Als antwoord op de eerste vraag toonden de resultaten van het onderzoek aan dat sprekers van de ‘gender loaded languages’ zich bij de keuze van het geslacht significant meer door het ‘grammaticale genus’ dan door de categorie ‘conceptueel geslacht’ laten leiden dan sprekers van ‘onsystematische talen’, waar de categorisatie louter gebeurt op basis van ‘conceptueel geslacht’. Hiermee werd de ‘zwakke versie’ van Whorfs hypothese gestaafd: de Franse en Arabische taalstructuur heeft een duidelijk effect op het categoriseren door de sprekers, dat bijgevolg significant verschilt van de Engelse en Nederlandstalige manier van categoriseren. 

De resultaten leverden ook bewijs voor specificaties van linguïstisch relativisme, zoals aangekaart in de tweede en derde vraag.

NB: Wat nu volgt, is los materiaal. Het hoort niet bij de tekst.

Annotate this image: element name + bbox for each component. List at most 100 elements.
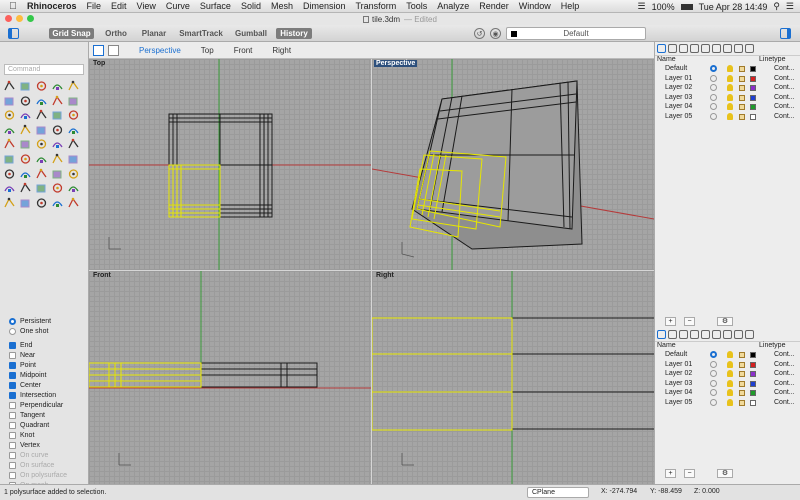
help-tab-icon[interactable]: [745, 44, 754, 53]
layer-lock-icon[interactable]: [739, 390, 745, 397]
layer-row[interactable]: Layer 01 Cont...: [655, 74, 800, 84]
options-tool-icon[interactable]: [67, 197, 81, 210]
layer-visibility-bulb-icon[interactable]: [727, 398, 733, 406]
layer-color-swatch[interactable]: [750, 104, 756, 111]
layer-row-2[interactable]: Layer 02 Cont...: [655, 369, 800, 379]
layer-row-2[interactable]: Layer 01 Cont...: [655, 360, 800, 370]
lights-tab-icon[interactable]: [723, 44, 732, 53]
checkbox-icon[interactable]: [9, 341, 16, 349]
explode-tool-icon[interactable]: [35, 153, 49, 166]
select-arrow-tool-icon[interactable]: [3, 80, 17, 93]
tab-perspective[interactable]: Perspective: [129, 46, 191, 55]
layer-name[interactable]: Layer 05: [665, 399, 692, 406]
checkbox-icon[interactable]: [9, 391, 16, 399]
osnap-quadrant[interactable]: Quadrant: [9, 420, 89, 430]
viewport-perspective[interactable]: Perspective: [372, 59, 654, 270]
layer-linetype[interactable]: Cont...: [774, 370, 795, 377]
command-input[interactable]: Command: [4, 64, 84, 75]
layer-row[interactable]: Layer 02 Cont...: [655, 83, 800, 93]
notification-icon[interactable]: ☰: [786, 1, 794, 12]
current-layer-radio-icon[interactable]: [710, 112, 717, 120]
layer-color-swatch[interactable]: [750, 352, 756, 358]
battery-label[interactable]: 100%: [652, 2, 675, 12]
layer-visibility-bulb-icon[interactable]: [727, 74, 733, 82]
menu-analyze[interactable]: Analyze: [432, 1, 474, 11]
osnap-tangent[interactable]: Tangent: [9, 410, 89, 420]
layer-row[interactable]: Layer 03 Cont...: [655, 93, 800, 103]
layer-lock-icon[interactable]: [739, 113, 745, 120]
menu-surface[interactable]: Surface: [195, 1, 236, 11]
layer-visibility-bulb-icon[interactable]: [727, 93, 733, 101]
array-tool-icon[interactable]: [3, 153, 17, 166]
layer-lock-icon[interactable]: [739, 380, 745, 387]
layer-visibility-bulb-icon[interactable]: [727, 379, 733, 387]
layer-linetype[interactable]: Cont...: [774, 399, 795, 406]
layer-row-2[interactable]: Layer 05 Cont...: [655, 398, 800, 408]
checkbox-icon[interactable]: [9, 351, 16, 359]
join-tool-icon[interactable]: [19, 153, 33, 166]
layer-name[interactable]: Layer 05: [665, 113, 692, 120]
layer-visibility-bulb-icon[interactable]: [727, 360, 733, 368]
app-menu[interactable]: Rhinoceros: [22, 1, 82, 11]
layer-linetype[interactable]: Cont...: [774, 389, 795, 396]
layer-lock-icon[interactable]: [739, 352, 745, 358]
display-tab-icon-2[interactable]: [679, 330, 688, 339]
layer-lock-icon[interactable]: [739, 75, 745, 82]
layer-color-swatch[interactable]: [750, 371, 756, 378]
light-tool-icon[interactable]: [35, 182, 49, 195]
layer-name[interactable]: Layer 02: [665, 84, 692, 91]
layer-linetype[interactable]: Cont...: [774, 84, 795, 91]
grid-tool-icon[interactable]: [3, 197, 17, 210]
layer-visibility-bulb-icon[interactable]: [727, 65, 733, 72]
textures-tab-icon[interactable]: [712, 44, 721, 53]
viewport-right[interactable]: Right: [372, 271, 654, 484]
checkbox-icon[interactable]: [9, 381, 16, 389]
history-tool-icon[interactable]: [51, 197, 65, 210]
left-sidebar-toggle-icon[interactable]: [8, 28, 19, 39]
layer-visibility-bulb-icon[interactable]: [727, 84, 733, 92]
gumball-toggle[interactable]: Gumball: [231, 28, 271, 39]
viewport-front[interactable]: Front: [89, 271, 371, 484]
layer-name[interactable]: Layer 03: [665, 380, 692, 387]
layer-lock-icon[interactable]: [739, 66, 745, 72]
layer-row[interactable]: Default Cont...: [655, 64, 800, 74]
layer-linetype[interactable]: Cont...: [774, 361, 795, 368]
menu-file[interactable]: File: [82, 1, 107, 11]
current-layer-select[interactable]: Default: [506, 27, 646, 40]
viewport-title-perspective[interactable]: Perspective: [374, 60, 418, 67]
layer-visibility-bulb-icon[interactable]: [727, 370, 733, 378]
layer-name[interactable]: Layer 02: [665, 370, 692, 377]
render-tab-icon[interactable]: [734, 44, 743, 53]
materials-tab-icon[interactable]: [690, 44, 699, 53]
layer-name[interactable]: Layer 04: [665, 389, 692, 396]
scale-tool-icon[interactable]: [51, 138, 65, 151]
material-tool-icon[interactable]: [19, 182, 33, 195]
layers-tab-icon[interactable]: [657, 44, 666, 53]
layer-linetype[interactable]: Cont...: [774, 113, 795, 120]
cylinder-tool-icon[interactable]: [19, 124, 33, 137]
layer-color-swatch[interactable]: [750, 85, 756, 92]
current-layer-radio-icon[interactable]: [710, 93, 717, 101]
checkbox-icon[interactable]: [9, 371, 16, 379]
wifi-icon[interactable]: ☰: [638, 1, 646, 12]
menu-render[interactable]: Render: [474, 1, 514, 11]
zoom-window-button[interactable]: [27, 15, 34, 22]
current-layer-radio-icon[interactable]: [710, 389, 717, 397]
viewport-title-top[interactable]: Top: [91, 60, 107, 67]
radio-icon[interactable]: [9, 317, 16, 325]
viewport-title-front[interactable]: Front: [91, 272, 113, 279]
render-tool-icon[interactable]: [3, 182, 17, 195]
radio-icon[interactable]: [9, 327, 16, 335]
layer-row-2[interactable]: Layer 04 Cont...: [655, 388, 800, 398]
rebuild-tool-icon[interactable]: [67, 80, 81, 93]
layer-linetype[interactable]: Cont...: [774, 75, 795, 82]
analyze-tool-icon[interactable]: [3, 168, 17, 181]
layer-options-gear-icon-2[interactable]: ⚙: [717, 468, 733, 478]
layer-linetype[interactable]: Cont...: [774, 351, 795, 358]
group-tool-icon[interactable]: [51, 168, 65, 181]
tab-front[interactable]: Front: [224, 46, 263, 55]
help-tool-icon[interactable]: [67, 182, 81, 195]
menu-transform[interactable]: Transform: [351, 1, 402, 11]
checkbox-icon[interactable]: [9, 421, 16, 429]
layer-visibility-bulb-icon[interactable]: [727, 389, 733, 397]
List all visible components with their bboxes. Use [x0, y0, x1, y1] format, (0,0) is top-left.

Vooreerst werd aangetoond dat linguïstische relativiteit omgekeerd evenredig is met prototypicaliteit. Hoe minder prototypisch (d.i. clichématig de associatie van het item met een geslacht), hoe vaker een beroep wordt gedaan op de kennis van het grammaticaal geslacht, dus hoe groter het linguïstische effect op de categorisatie van het geslacht. De geslachtsstereotype keukenschort associeert 90 procent van de testpersonen met vrouwelijkheid. Als een gevolg hiervan liet slechts 25 procent van de Franstalige sprekers zich door het grammaticaal geslacht van ‘un tablier’ leiden.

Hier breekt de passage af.